When the left-arm wristspinner got his stock ball to straighten and catch Finch on the back foot in the 32nd over, C Shamshuddin, the on-field umpire, ruled the batsman out lbw. Finch called for a review, which suggested that the ball had pitched on leg stump, when it had actually bounced on middle stump.
What on earth has just happened with the Finch LBW? Ball tracker has the ball pitching somewhere completely different, and that sort of affects the trajectory doesn't it. Might still be out, but bizarre. #INDvAUS #Finch pic.twitter.com/fDyZR1X0p0
— Raunak Kapoor (@RaunakRK) March 8, 2019
While the ball might have still gone onto hit the stumps even if it had pitched on leg stump, it was a glaring error on the part of the ball-tracking technology being used.

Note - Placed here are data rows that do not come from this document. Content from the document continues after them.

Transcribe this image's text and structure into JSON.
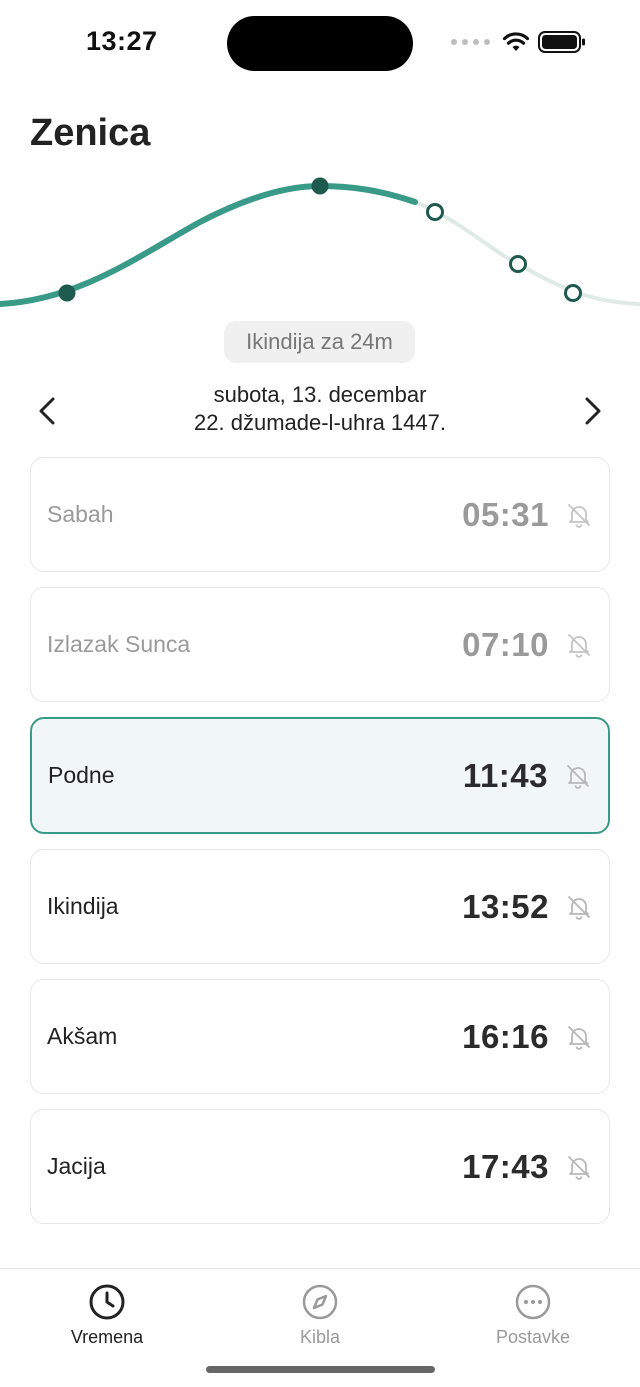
{
  "status_bar": {
    "time": "13:27"
  },
  "header": {
    "city": "Zenica"
  },
  "countdown": "Ikindija za 24m",
  "date": {
    "gregorian": "subota, 13. decembar",
    "hijri": "22. džumade-l-uhra 1447."
  },
  "prayers": [
    {
      "name": "Sabah",
      "time": "05:31",
      "state": "past",
      "bell_icon": "bell-off-icon"
    },
    {
      "name": "Izlazak Sunca",
      "time": "07:10",
      "state": "past",
      "bell_icon": "bell-off-icon"
    },
    {
      "name": "Podne",
      "time": "11:43",
      "state": "current",
      "bell_icon": "bell-off-icon"
    },
    {
      "name": "Ikindija",
      "time": "13:52",
      "state": "upcoming",
      "bell_icon": "bell-off-icon"
    },
    {
      "name": "Akšam",
      "time": "16:16",
      "state": "upcoming",
      "bell_icon": "bell-off-icon"
    },
    {
      "name": "Jacija",
      "time": "17:43",
      "state": "upcoming",
      "bell_icon": "bell-off-icon"
    }
  ],
  "tabs": [
    {
      "label": "Vremena",
      "icon": "clock-icon",
      "active": true
    },
    {
      "label": "Kibla",
      "icon": "compass-icon",
      "active": false
    },
    {
      "label": "Postavke",
      "icon": "more-icon",
      "active": false
    }
  ],
  "colors": {
    "accent": "#3a9a88",
    "accent_dark": "#1e5a4e",
    "curve_future": "#dfe9e6",
    "current_bg": "#f1f7f6"
  }
}
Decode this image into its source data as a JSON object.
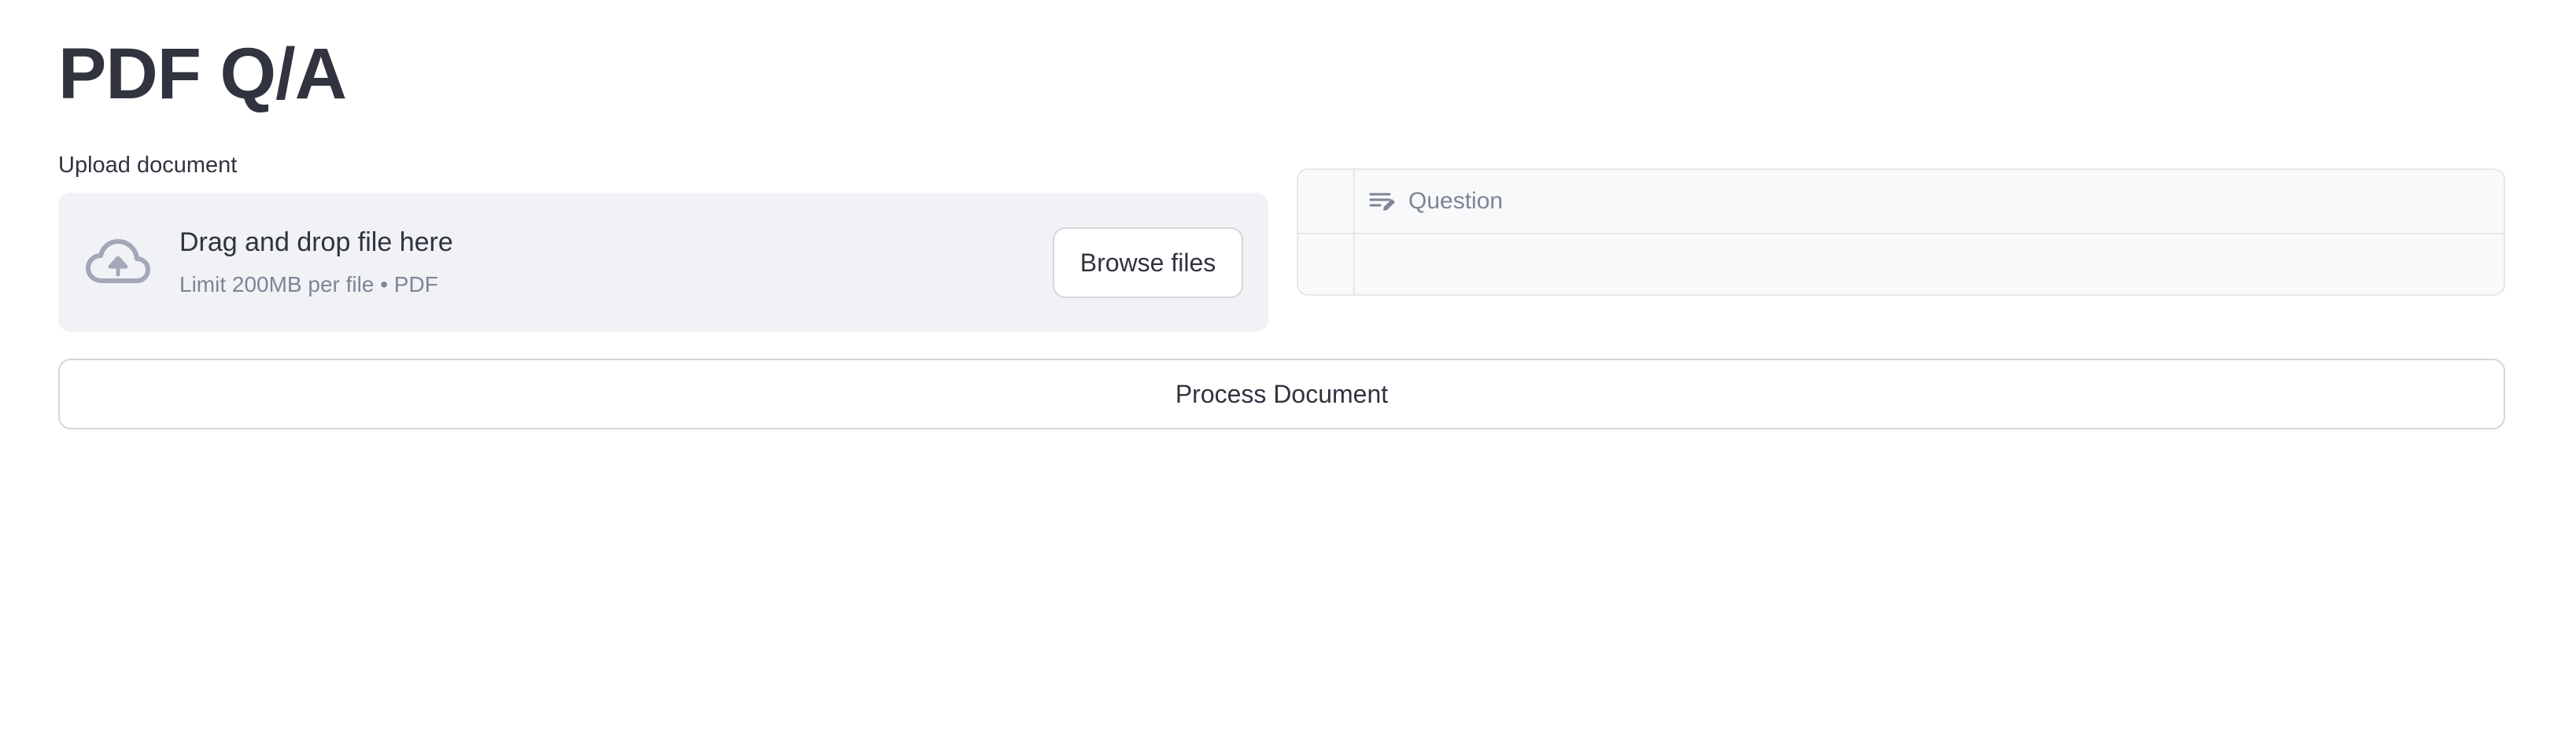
{
  "page": {
    "title": "PDF Q/A"
  },
  "uploader": {
    "label": "Upload document",
    "drop_text": "Drag and drop file here",
    "limit_text": "Limit 200MB per file • PDF",
    "browse_label": "Browse files",
    "icon": "cloud-upload-icon"
  },
  "table": {
    "columns": [
      {
        "label": "Question",
        "icon": "text-edit-icon"
      }
    ],
    "rows": [
      {
        "Question": ""
      }
    ]
  },
  "actions": {
    "process_label": "Process Document"
  },
  "colors": {
    "text": "#31333f",
    "muted": "#808495",
    "dropzone_bg": "#f0f2f6",
    "border": "#d6d6d9",
    "icon": "#a3a8b8"
  }
}
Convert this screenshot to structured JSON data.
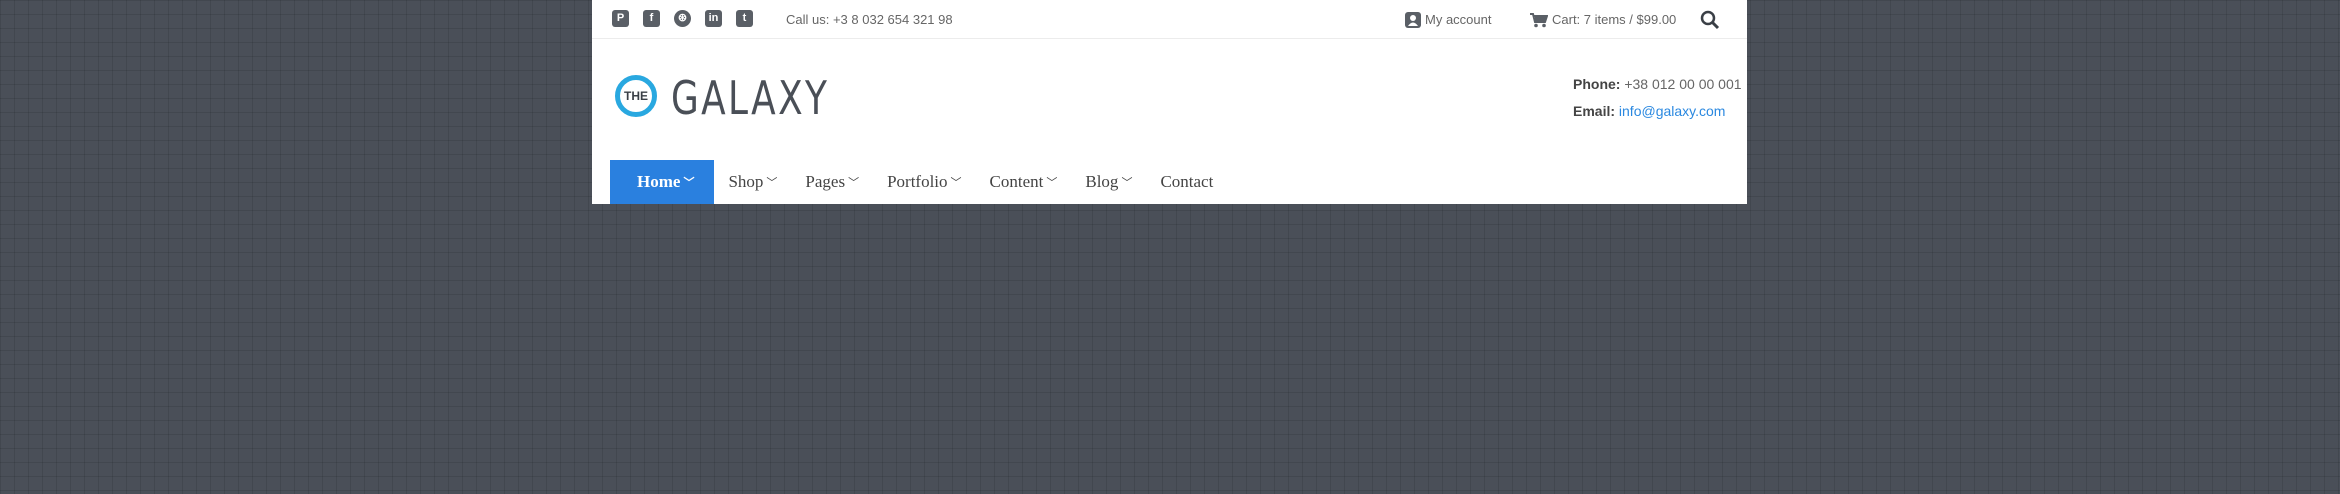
{
  "topbar": {
    "social": [
      {
        "icon": "pinterest-icon",
        "glyph": "P"
      },
      {
        "icon": "facebook-icon",
        "glyph": "f"
      },
      {
        "icon": "dribbble-icon",
        "glyph": "⊛"
      },
      {
        "icon": "linkedin-icon",
        "glyph": "in"
      },
      {
        "icon": "twitter-icon",
        "glyph": "t"
      }
    ],
    "call_us": "Call us: +3 8 032 654 321 98",
    "my_account": "My account",
    "cart": "Cart: 7 items / $99.00"
  },
  "header": {
    "logo_badge": "THE",
    "logo_text": "GALAXY",
    "phone_label": "Phone:",
    "phone_value": "+38 012 00 00 001",
    "email_label": "Email:",
    "email_value": "info@galaxy.com"
  },
  "nav": {
    "items": [
      {
        "label": "Home",
        "chevron": "﹀",
        "active": true
      },
      {
        "label": "Shop",
        "chevron": "﹀"
      },
      {
        "label": "Pages",
        "chevron": "﹀"
      },
      {
        "label": "Portfolio",
        "chevron": "﹀"
      },
      {
        "label": "Content",
        "chevron": "﹀"
      },
      {
        "label": "Blog",
        "chevron": "﹀"
      },
      {
        "label": "Contact",
        "chevron": ""
      }
    ]
  },
  "colors": {
    "accent": "#2a80df",
    "logo_ring": "#29a8e0",
    "background": "#4a4f58"
  }
}
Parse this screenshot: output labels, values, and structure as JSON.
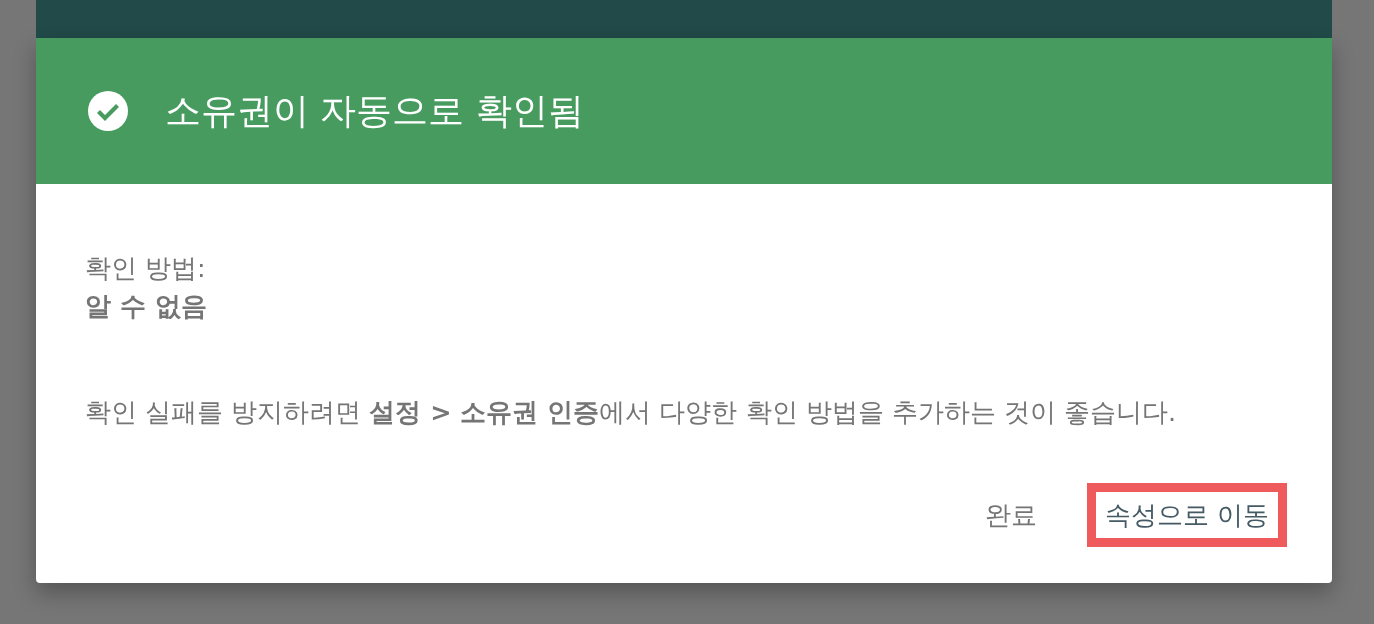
{
  "dialog": {
    "verified": true,
    "title": "소유권이 자동으로 확인됨",
    "method_label": "확인 방법:",
    "method_value": "알 수 없음",
    "note": "확인 실패를 방지하려면 **설정 > 소유권 인증**에서 다양한 확인 방법을 추가하는 것이 좋습니다.",
    "actions": [
      {
        "label": "완료",
        "kind": "secondary",
        "highlighted": false
      },
      {
        "label": "속성으로 이동",
        "kind": "primary",
        "highlighted": true
      }
    ]
  }
}
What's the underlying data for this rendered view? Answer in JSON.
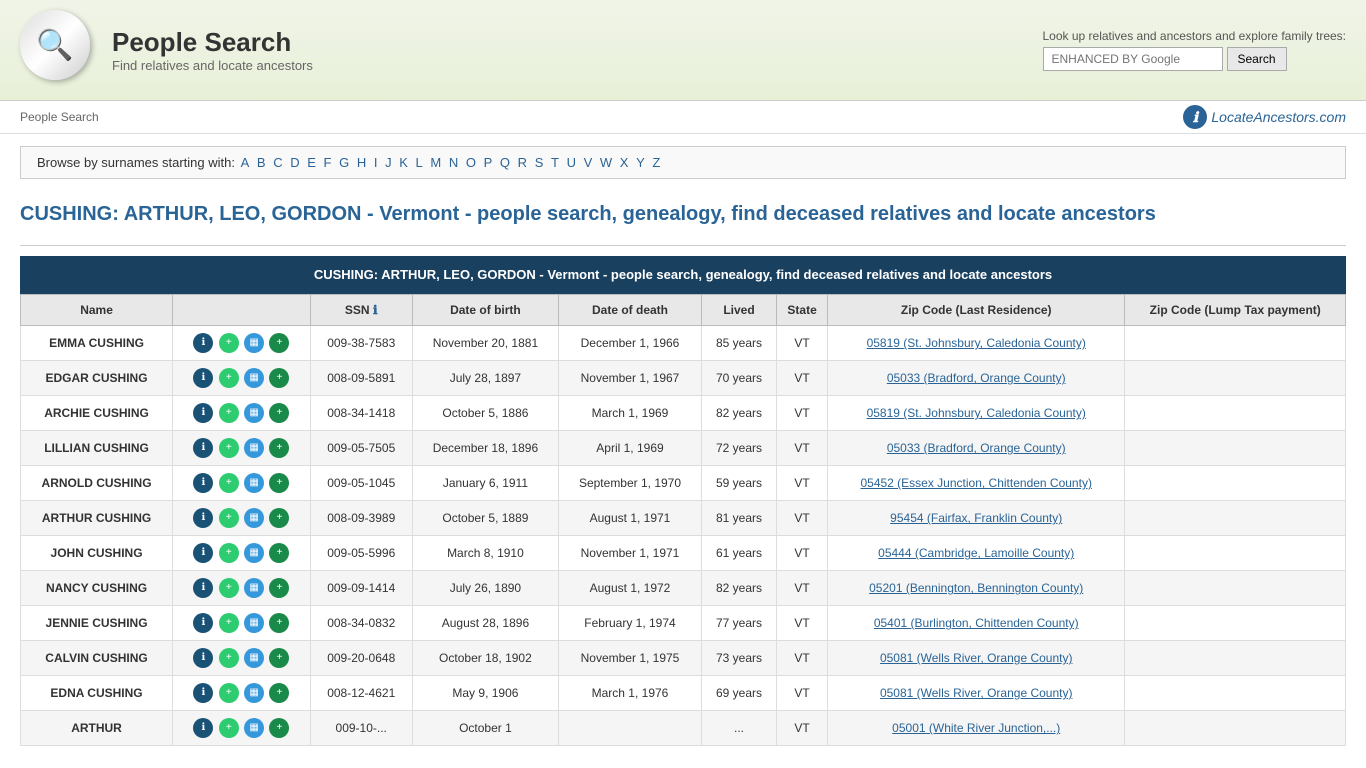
{
  "header": {
    "title": "People Search",
    "subtitle": "Find relatives and locate ancestors",
    "breadcrumb": "People Search",
    "lookup_text": "Look up relatives and ancestors and explore family trees:",
    "search_placeholder": "ENHANCED BY Google",
    "search_button": "Search",
    "locate_ancestors": "LocateAncestors.com"
  },
  "alphabet": {
    "prefix": "Browse by surnames starting with:",
    "letters": [
      "A",
      "B",
      "C",
      "D",
      "E",
      "F",
      "G",
      "H",
      "I",
      "J",
      "K",
      "L",
      "M",
      "N",
      "O",
      "P",
      "Q",
      "R",
      "S",
      "T",
      "U",
      "V",
      "W",
      "X",
      "Y",
      "Z"
    ]
  },
  "page_title": "CUSHING: ARTHUR, LEO, GORDON - Vermont - people search, genealogy, find deceased relatives and locate ancestors",
  "table": {
    "header_title": "CUSHING: ARTHUR, LEO, GORDON - Vermont - people search, genealogy, find deceased relatives and locate ancestors",
    "columns": [
      "Name",
      "",
      "SSN ℹ",
      "Date of birth",
      "Date of death",
      "Lived",
      "State",
      "Zip Code (Last Residence)",
      "Zip Code (Lump Tax payment)"
    ],
    "rows": [
      {
        "name": "EMMA CUSHING",
        "ssn": "009-38-7583",
        "dob": "November 20, 1881",
        "dod": "December 1, 1966",
        "lived": "85 years",
        "state": "VT",
        "zip": "05819 (St. Johnsbury, Caledonia County)",
        "lump": ""
      },
      {
        "name": "EDGAR CUSHING",
        "ssn": "008-09-5891",
        "dob": "July 28, 1897",
        "dod": "November 1, 1967",
        "lived": "70 years",
        "state": "VT",
        "zip": "05033 (Bradford, Orange County)",
        "lump": ""
      },
      {
        "name": "ARCHIE CUSHING",
        "ssn": "008-34-1418",
        "dob": "October 5, 1886",
        "dod": "March 1, 1969",
        "lived": "82 years",
        "state": "VT",
        "zip": "05819 (St. Johnsbury, Caledonia County)",
        "lump": ""
      },
      {
        "name": "LILLIAN CUSHING",
        "ssn": "009-05-7505",
        "dob": "December 18, 1896",
        "dod": "April 1, 1969",
        "lived": "72 years",
        "state": "VT",
        "zip": "05033 (Bradford, Orange County)",
        "lump": ""
      },
      {
        "name": "ARNOLD CUSHING",
        "ssn": "009-05-1045",
        "dob": "January 6, 1911",
        "dod": "September 1, 1970",
        "lived": "59 years",
        "state": "VT",
        "zip": "05452 (Essex Junction, Chittenden County)",
        "lump": ""
      },
      {
        "name": "ARTHUR CUSHING",
        "ssn": "008-09-3989",
        "dob": "October 5, 1889",
        "dod": "August 1, 1971",
        "lived": "81 years",
        "state": "VT",
        "zip": "95454 (Fairfax, Franklin County)",
        "lump": ""
      },
      {
        "name": "JOHN CUSHING",
        "ssn": "009-05-5996",
        "dob": "March 8, 1910",
        "dod": "November 1, 1971",
        "lived": "61 years",
        "state": "VT",
        "zip": "05444 (Cambridge, Lamoille County)",
        "lump": ""
      },
      {
        "name": "NANCY CUSHING",
        "ssn": "009-09-1414",
        "dob": "July 26, 1890",
        "dod": "August 1, 1972",
        "lived": "82 years",
        "state": "VT",
        "zip": "05201 (Bennington, Bennington County)",
        "lump": ""
      },
      {
        "name": "JENNIE CUSHING",
        "ssn": "008-34-0832",
        "dob": "August 28, 1896",
        "dod": "February 1, 1974",
        "lived": "77 years",
        "state": "VT",
        "zip": "05401 (Burlington, Chittenden County)",
        "lump": ""
      },
      {
        "name": "CALVIN CUSHING",
        "ssn": "009-20-0648",
        "dob": "October 18, 1902",
        "dod": "November 1, 1975",
        "lived": "73 years",
        "state": "VT",
        "zip": "05081 (Wells River, Orange County)",
        "lump": ""
      },
      {
        "name": "EDNA CUSHING",
        "ssn": "008-12-4621",
        "dob": "May 9, 1906",
        "dod": "March 1, 1976",
        "lived": "69 years",
        "state": "VT",
        "zip": "05081 (Wells River, Orange County)",
        "lump": ""
      },
      {
        "name": "ARTHUR",
        "ssn": "009-10-...",
        "dob": "October 1",
        "dod": "",
        "lived": "...",
        "state": "VT",
        "zip": "05001 (White River Junction,...)",
        "lump": ""
      }
    ]
  }
}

Finch LBW. Are we just gonna ignore the fact that ball tracking had it pitching in a totally different place to reality?
— Jimmy Neesham (@JimmyNeesh) March 8, 2019
I saw it pitching middle, maybe even middle and off. Ball tracking had it pitching on leg.
Still out but pretty weird. #INDvsAUS
Finch struck 93 off 99 balls - his first fifty-plus score in 22 innings in white-ball cricket since his record-breaking 172 in the Harare T20I - before he was given out lbw to end a 193-run opening-wicket stand.